Sohag queues divided between voting and buying gas cylinders

DNE
DNE
5 Min Read

SOHAG: Thousands of voters lined up Wednesday outside polling stations in the Upper Egyptian governorate of Sohag, where queues outside centers selling butane gas cylinders were also long.

Elections for the party lists in the second constituency were postponed to be held with the run-offs on Dec. 20-21 after a court order reinstated candidates removed from the list.

The Supreme Electoral Commission (SEC) ordered the ballots for lists be reprinted to include these candidates.

In Sohag, 300 individual candidates are contesting five seats while 30 party lists are competing over 20 seats.

Voter turnout on Wednesday was lower than the long queues seen in the first phase of the parliamentary elections in November.

Voters interviewed by Daily News Egypt said the economy was their top concern, saying their vote will go to candidates that can help develop the governorate’s economy and increase its income.
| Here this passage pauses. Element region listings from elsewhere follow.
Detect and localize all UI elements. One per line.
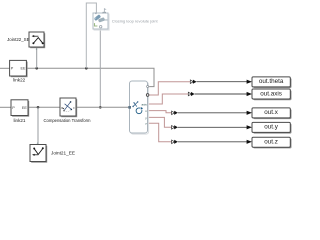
block Compensation Transform xyxy=(60,98,77,117)
svg-text:Joint21_EE: Joint21_EE xyxy=(51,151,75,156)
wire Compensation Transform to converter block left port xyxy=(76,106,128,108)
wire y signal xyxy=(178,126,247,128)
node junction joint bottom on link21 net xyxy=(99,106,102,109)
wire theta physical xyxy=(148,82,190,95)
block out.x xyxy=(252,108,292,119)
block Joint21_EE sensor xyxy=(30,141,47,163)
block out.y xyxy=(252,122,292,133)
block link22 xyxy=(10,60,28,77)
converter arrow z xyxy=(172,140,178,144)
wire left edge to link22 xyxy=(0,67,10,69)
wire revolute joint bottom drop xyxy=(99,29,101,107)
wire axis physical xyxy=(148,94,188,104)
block rotation converter U1 xyxy=(128,81,149,134)
node junction joint loop xyxy=(85,67,88,70)
block out.z xyxy=(252,137,292,148)
ground anchor above joint xyxy=(102,8,106,13)
svg-text:link22: link22 xyxy=(13,78,25,83)
wire x physical xyxy=(148,111,172,113)
wire drop to Joint21_EE xyxy=(37,107,39,144)
svg-text:out.x: out.x xyxy=(264,109,279,116)
arrowhead into out.axis xyxy=(247,92,252,96)
wire revolute joint top loop xyxy=(86,3,96,68)
converter arrow axis xyxy=(188,92,194,96)
arrowhead into out.y xyxy=(247,125,252,129)
svg-text:Joint22_SE: Joint22_SE xyxy=(7,37,30,42)
svg-text:P: P xyxy=(11,67,14,71)
converter arrow theta xyxy=(190,80,196,84)
wire sensor Joint22_SE drop xyxy=(36,47,38,68)
node junction sensor drop xyxy=(35,67,38,70)
converter arrow y xyxy=(172,125,178,129)
wire axis signal xyxy=(195,93,247,95)
svg-text:F: F xyxy=(73,106,75,110)
svg-text:Compensation Transform: Compensation Transform xyxy=(43,118,91,123)
node junction Joint21_EE drop xyxy=(37,106,40,109)
svg-text:link21: link21 xyxy=(13,118,25,123)
wire x signal xyxy=(178,112,247,114)
wire left edge to link21 xyxy=(0,106,11,108)
converter arrow x xyxy=(172,111,178,115)
svg-text:axis: axis xyxy=(141,102,147,106)
arrowhead into out.z xyxy=(247,140,252,144)
svg-text:B: B xyxy=(61,106,63,110)
svg-text:out.theta: out.theta xyxy=(259,78,284,85)
block closing loop revolute joint xyxy=(93,12,109,30)
svg-text:out.y: out.y xyxy=(264,124,279,131)
svg-text:out.axis: out.axis xyxy=(260,90,282,97)
wire z signal xyxy=(178,141,247,143)
wire link22 EE to node then to converter block right port xyxy=(27,68,154,86)
wire y physical xyxy=(148,117,172,127)
wire theta signal xyxy=(197,81,247,83)
block Joint22_SE sensor xyxy=(29,32,45,51)
svg-text:P: P xyxy=(12,106,15,110)
arrowhead into out.x xyxy=(247,111,252,115)
block out.theta xyxy=(252,77,292,88)
svg-text:Closing loop revolute joint: Closing loop revolute joint xyxy=(112,19,159,24)
svg-text:EE: EE xyxy=(20,67,26,71)
arrowhead into out.theta xyxy=(247,80,252,84)
block link21 xyxy=(11,100,29,117)
svg-text:out.z: out.z xyxy=(264,139,278,146)
block out.axis xyxy=(252,89,292,100)
wire link21 EE to Compensation Transform xyxy=(28,106,60,108)
wire z physical xyxy=(148,123,172,142)
svg-text:EE: EE xyxy=(22,106,28,110)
“Neither the Muslim Brotherhood nor the Salafis will help us out. Where were they when we couldn’t find a gas cylinder? We still have this problem,” said Ibtesam Sami, as she headed to her polling station early in the morning.

In front of the Girls Institute polling station, two supporters of the Salafi Al-Nour Party sat around a small table, guiding voters to their stations. Representatives of the Freedom and Justice Party (FJP), the political arm of the Muslim Brotherhood, were campaigning in other districts in Sohag, telling voters to vote for the party’s candidates.

“I will vote for Al-Nour; I want an Islamic Egypt,” Emad El Din, a shopkeeper, told DNE. He added that other parties barely have any presence on the street.

“Those people are funny — they think the Muslim Brotherhood and Salafis will bring Islam. If they only knew that being a sheikh does not necessarily mean that you know how to run a country,” said Mohamed Taha, a tuk-tuk driver in Gerga, Sohag.

Mohamed Hegazy, a candidate contesting one of the single-winner seats with Al-Wasat Party, said that unlike what many people expect, the hardline Islamists will not garner a high number of seats in Sohag, after the “radical” approach they used following their victory in the first phase of elections.

All those interviewed by DNE agreed that neither the parties nor the individual candidates have so far provided any programs on which people can base their vote.

According to activists, this shows that the vote is based on tribalism when it comes to individual candidates and religious preference when it comes to lists.

“It’s always either FJP, Salafis or, unfortunately, the ‘felool’ [remnants of the old regime]. They are the only ones who can reach people,” said Amin Hegazy, member of the Revolutionary Youth Coalition in Sohag.

“Take, for example, the Salafis — there is a mosque in every district; they use it to reach out to people. But what did the liberals do?”

Members of the Revolutionary Youth Coalition in Sohag believe that Egypt’s liberals, including the Egyptian Bloc and others like the Revolution Continues Alliance, have given candidates from the dismantled National Democratic Party and Islamist parties more opportunity to campaign through their weak presence.

Stepping in

At the Girls Institute polling station, the supervising judge asked a party representative to leave the room after a voter complained that the representative repeatedly asked the voter to choose Al-Nour.

Similar violations were reported around Sohag.

“The committees are quite organized but it’s the party’s delegates who have been telling people what they should do,” said El-Amir El-Ansawy, a candidate representative in Gerga, the second Sohag constituency.

In the same polling station, posters and flyers dotted the school’s walls, with a banner for Al-Nour covering the school’s name.

“I am happy with these elections. More people than last time, barely any violations, and there are hardly any thugs like 2010. Yes, there are violations by the parties but we [voters] know who we will vote for before we leave our homes,” said Mohamed Abbas, a voter in Gerga.